Author Robie Harris and illustrator Michael Emberley have worked closely together to create nearly a dozen age-appropriate books for children and teens on human development and sexuality, including It’s So Amazing!: A Book about Eggs, Sperm, Birth, Babies, and Families (Candlewick, 1999) and It’s Perfectly Normal: Changing Bodies, Growing Up, Sex, and Sexual Health (Candlewick, 1994). For Harris and Emberley, the entire research process is of the utmost importance when it comes to creating accurate informational books. From finding the right resources to portraying information in word and illustration, these two have insights to share about the inquiry process.
Harris Casts a Wide Net
When I was working on gathering information for It’s Perfectly Normal, I probably talked to 40 or 50 people. I read everything I could. I read all the reports on what kids need to know in order to stay healthy.
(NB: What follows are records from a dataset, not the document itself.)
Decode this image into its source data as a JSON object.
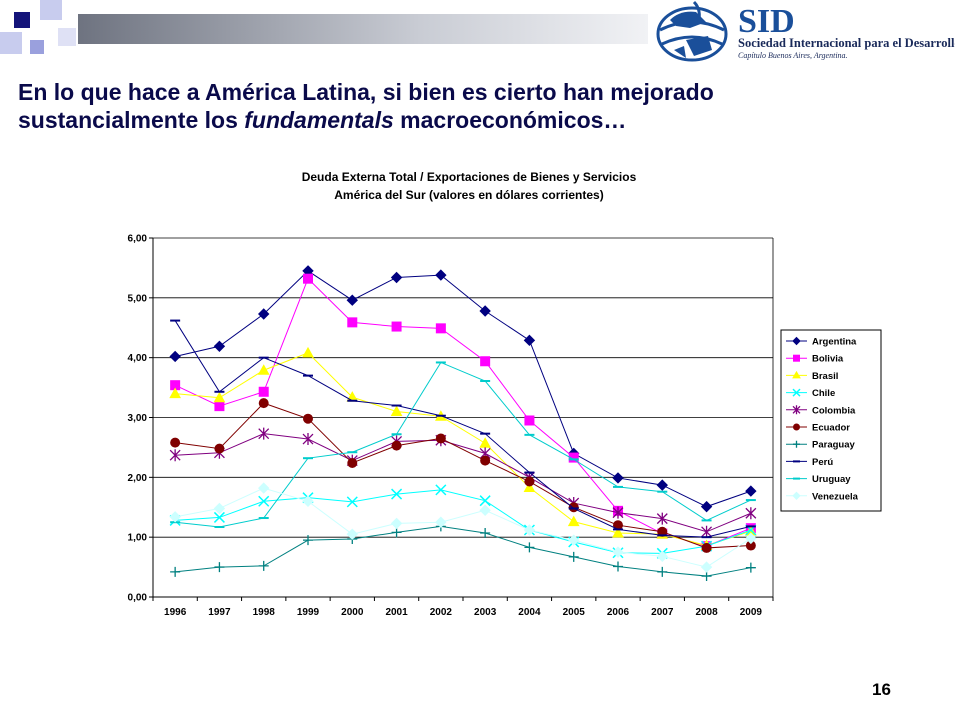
{
  "slide": {
    "title_part1": "En lo que hace a América Latina, si bien es cierto han mejorado",
    "title_part2": "sustancialmente los ",
    "title_em": "fundamentals",
    "title_part3": " macroeconómicos…",
    "page_number": "16"
  },
  "logo": {
    "acronym": "SID",
    "name": "Sociedad Internacional para el Desarrollo",
    "chapter": "Capítulo Buenos Aires, Argentina.",
    "color": "#1a4f9a"
  },
  "chart_data": {
    "type": "line",
    "title": "Deuda Externa Total / Exportaciones de Bienes y Servicios",
    "subtitle": "América del Sur (valores en dólares corrientes)",
    "xlabel": "",
    "ylabel": "",
    "categories": [
      "1996",
      "1997",
      "1998",
      "1999",
      "2000",
      "2001",
      "2002",
      "2003",
      "2004",
      "2005",
      "2006",
      "2007",
      "2008",
      "2009"
    ],
    "ylim": [
      0,
      6
    ],
    "yticks": [
      "0,00",
      "1,00",
      "2,00",
      "3,00",
      "4,00",
      "5,00",
      "6,00"
    ],
    "grid": true,
    "legend": "right",
    "series": [
      {
        "name": "Argentina",
        "color": "#000080",
        "marker": "diamond",
        "values": [
          4.02,
          4.19,
          4.73,
          5.45,
          4.96,
          5.34,
          5.38,
          4.78,
          4.29,
          2.4,
          1.99,
          1.87,
          1.51,
          1.77
        ]
      },
      {
        "name": "Bolivia",
        "color": "#ff00ff",
        "marker": "square",
        "values": [
          3.54,
          3.19,
          3.43,
          5.32,
          4.59,
          4.52,
          4.49,
          3.94,
          2.95,
          2.33,
          1.44,
          1.06,
          0.85,
          1.15
        ]
      },
      {
        "name": "Brasil",
        "color": "#ffff00",
        "marker": "triangle",
        "values": [
          3.4,
          3.33,
          3.79,
          4.08,
          3.34,
          3.1,
          3.02,
          2.57,
          1.83,
          1.26,
          1.07,
          1.05,
          0.86,
          1.1
        ]
      },
      {
        "name": "Chile",
        "color": "#00ffff",
        "marker": "x",
        "values": [
          1.28,
          1.33,
          1.6,
          1.66,
          1.59,
          1.72,
          1.79,
          1.61,
          1.12,
          0.92,
          0.74,
          0.73,
          0.85,
          1.12
        ]
      },
      {
        "name": "Colombia",
        "color": "#800080",
        "marker": "star",
        "values": [
          2.37,
          2.41,
          2.73,
          2.64,
          2.28,
          2.6,
          2.62,
          2.4,
          2.0,
          1.57,
          1.41,
          1.31,
          1.09,
          1.4
        ]
      },
      {
        "name": "Ecuador",
        "color": "#800000",
        "marker": "circle",
        "values": [
          2.58,
          2.48,
          3.24,
          2.98,
          2.24,
          2.53,
          2.65,
          2.28,
          1.93,
          1.5,
          1.2,
          1.09,
          0.82,
          0.86
        ]
      },
      {
        "name": "Paraguay",
        "color": "#008080",
        "marker": "plus",
        "values": [
          0.42,
          0.5,
          0.52,
          0.95,
          0.97,
          1.08,
          1.18,
          1.07,
          0.83,
          0.67,
          0.51,
          0.42,
          0.35,
          0.49
        ]
      },
      {
        "name": "Perú",
        "color": "#000080",
        "marker": "dash",
        "values": [
          4.62,
          3.43,
          4.0,
          3.7,
          3.28,
          3.2,
          3.03,
          2.73,
          2.08,
          1.48,
          1.13,
          1.03,
          1.0,
          1.18
        ]
      },
      {
        "name": "Uruguay",
        "color": "#00cccc",
        "marker": "dash",
        "values": [
          1.25,
          1.17,
          1.32,
          2.32,
          2.42,
          2.72,
          3.92,
          3.61,
          2.71,
          2.3,
          1.84,
          1.76,
          1.28,
          1.62
        ]
      },
      {
        "name": "Venezuela",
        "color": "#ccffff",
        "marker": "diamond",
        "values": [
          1.34,
          1.48,
          1.82,
          1.6,
          1.05,
          1.23,
          1.25,
          1.45,
          1.12,
          0.95,
          0.75,
          0.68,
          0.5,
          0.98
        ]
      }
    ]
  }
}
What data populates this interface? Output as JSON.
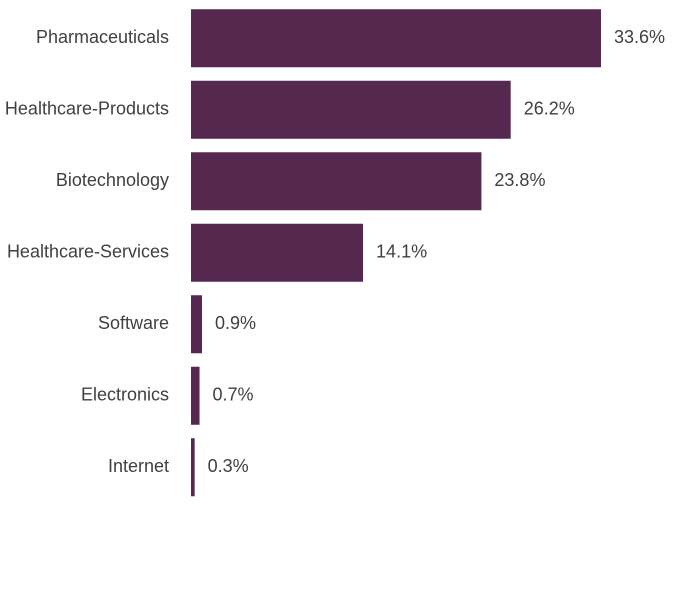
{
  "chart_data": {
    "type": "hbar",
    "categories": [
      "Pharmaceuticals",
      "Healthcare-Products",
      "Biotechnology",
      "Healthcare-Services",
      "Software",
      "Electronics",
      "Internet"
    ],
    "values": [
      33.6,
      26.2,
      23.8,
      14.1,
      0.9,
      0.7,
      0.3
    ],
    "value_labels": [
      "33.6%",
      "26.2%",
      "23.8%",
      "14.1%",
      "0.9%",
      "0.7%",
      "0.3%"
    ],
    "color": "#54284f"
  }
}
When doing any research, I actually get on the telephone and I say, “I’m writing a book on sexual health, on where babies come from for kids age 6, 7 and up, and you’ve written about, for example, adoption and you’re an expert on adoption. I would like to include adoption in this book because many of these books don’t include adoption. I’d like to know how you’ve talked to parents and how you’ve talked to kids about it. Would you have time to meet with me for an hour?” And everyone says yes.
After talking to this person about adoption, I realize that I need to talk about genes and chromosomes. Those are very complicated issues for 7, 8 and 9 year olds, so I go and talk to a geneticist and I say, “What is the simplest way that I can talk about the X and Y chromosome?” They will often guide me and give me things to read.
Harris Confirms the Science
I will then go back and write it and then call that person and email what I have written. When you simplify science, if you take out certain things, you can immediately become inaccurate, so then I email it back to them—or I fax it back to them—and they tell whether my science is accurate or not.
I do that about everything and it’s not just about the science. I’m constantly going back to people, constantly refining and also spending an enormous amount of time reading what I’ve written to myself, reading it over and over and over again. Once I have the science down, then I can go around with the words so that, in fact, it is easy to read, easy to say out loud and once you can say it out loud and read it out loud without stumbling, then you know you’ve got it.
Emeberley Shares the Artist’s Perspective
It’s Perfectly Normal and It’s So Amazing are books about puberty, growing up, reproduction, and how babies are made. It’s such a complex topic that it started to become logical to me that different techniques would work extremely well. The biology material just seemed perfectly suited to a comic book style, so Robie and I created the bird and bee characters, which are comic book style characters. They are supposed to represent children commenting on the text.
For communicating some of the harder science, the comic book style was helpful because you’re trying to teach a concept, not a pure reality. I could show how sperm are produced, for example, how eggs are released from the ovaries, etc. This, too, seemed suited to comic book style.
Robie and I developed a mantra, which I think is good for any nonfiction book for kids: “What’s in the best interests of the child?” And whenever we had to make a hard decision, we always went back to this question. For these books, it is about making kids comfortable with things that are perfectly normal.
Have students reflect on the insights of Harris and Emberley:
- After learning about adoption, Harris realized she needed to learn about genetics. Have students give an example of when learning about one topic led them to explore another topic.
- What are some ways student researchers can ensure that they are portraying their topic accurately?